Note how easy it is to see the bad data that caused the problem. The thing variable has a value of 3, so we know why we got the TypeError. A quick look at the value for data shows that we simply forgot the quotes on that item. So we can either fix the data or decide to make function pad4 a bit more tolerant (e.g., by changing the loop to for thing in map(str, seq)). These kind of design choices are important, but the point of this recipe is to save you time in understanding what’s going on, so you can make your design choices with all the available information.

The recipe relies on the fact that each traceback object refers to the next traceback object in the stack through the tb_next field, forming a linked list. Each traceback object also refers to a corresponding frame object through the tb_frame field, and each frame refers to the previous frame through the f_back field (a linked list going the other way around from that of the traceback objects).

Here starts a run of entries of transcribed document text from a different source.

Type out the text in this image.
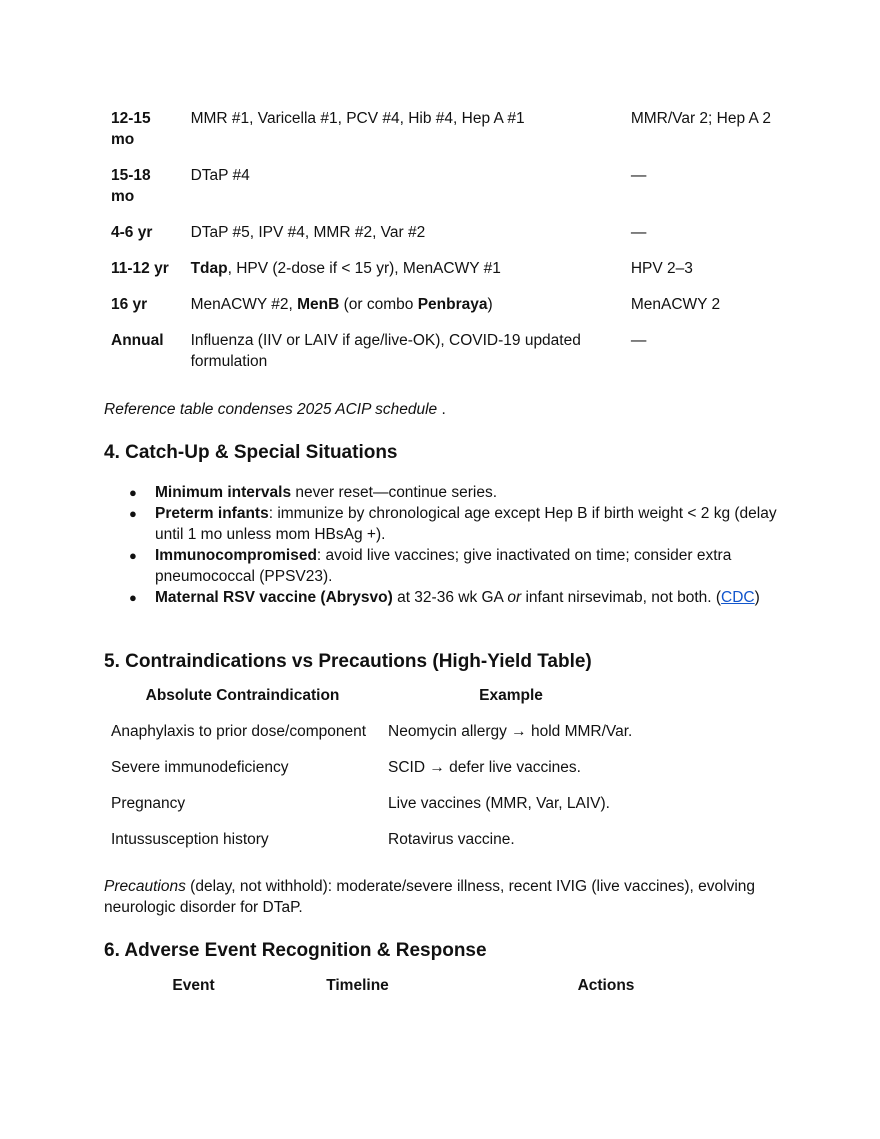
12-15 mo	MMR #1, Varicella #1, PCV #4, Hib #4, Hep A #1	MMR/Var 2; Hep A 2
15-18 mo	DTaP #4	—
4-6 yr	DTaP #5, IPV #4, MMR #2, Var #2	—
11-12 yr	Tdap, HPV (2-dose if < 15 yr), MenACWY #1	HPV 2–3
16 yr	MenACWY #2, MenB (or combo Penbraya)	MenACWY 2
Annual	Influenza (IIV or LAIV if age/live-OK), COVID-19 updated formulation	—

Reference table condenses 2025 ACIP schedule .

4. Catch-Up & Special Situations
● Minimum intervals never reset—continue series.
● Preterm infants: immunize by chronological age except Hep B if birth weight < 2 kg (delay until 1 mo unless mom HBsAg +).
● Immunocompromised: avoid live vaccines; give inactivated on time; consider extra pneumococcal (PPSV23).
● Maternal RSV vaccine (Abrysvo) at 32-36 wk GA or infant nirsevimab, not both. (CDC)
5. Contraindications vs Precautions (High-Yield Table)
Absolute Contraindication	Example
Anaphylaxis to prior dose/component	Neomycin allergy → hold MMR/Var.
Severe immunodeficiency	SCID → defer live vaccines.
Pregnancy	Live vaccines (MMR, Var, LAIV).
Intussusception history	Rotavirus vaccine.

Precautions (delay, not withhold): moderate/severe illness, recent IVIG (live vaccines), evolving neurologic disorder for DTaP.

6. Adverse Event Recognition & Response
Event	Timeline	Actions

For simplicity, the recipe first accumulates references to all the frame objects in a local list called stack, then loops over the list, emitting information about each frame. For each frame, it first emits some basic information (e.g., function name, filename, line number, etc.) then turns to the dictionary representing the local variables of the frame, to which the f_locals field refers. Just like for the dictionaries built and returned by the locals and globals built-in functions, each key is a variable name, and the corresponding value is the variable’s value. Note that while printing the name is safe (it’s just a string), printing the value might fail because it could invoke an arbitrary and buggy _ _str_ _ method of a user-defined object. So, the value is printed within a try/except statement, to prevent the propagation of an uncaught exception while another exception is being handled. An except clause that does not list the exceptions to catch, and thus catches every exception, is almost always a mistake, but this recipe exemplifies the almost part of this statement!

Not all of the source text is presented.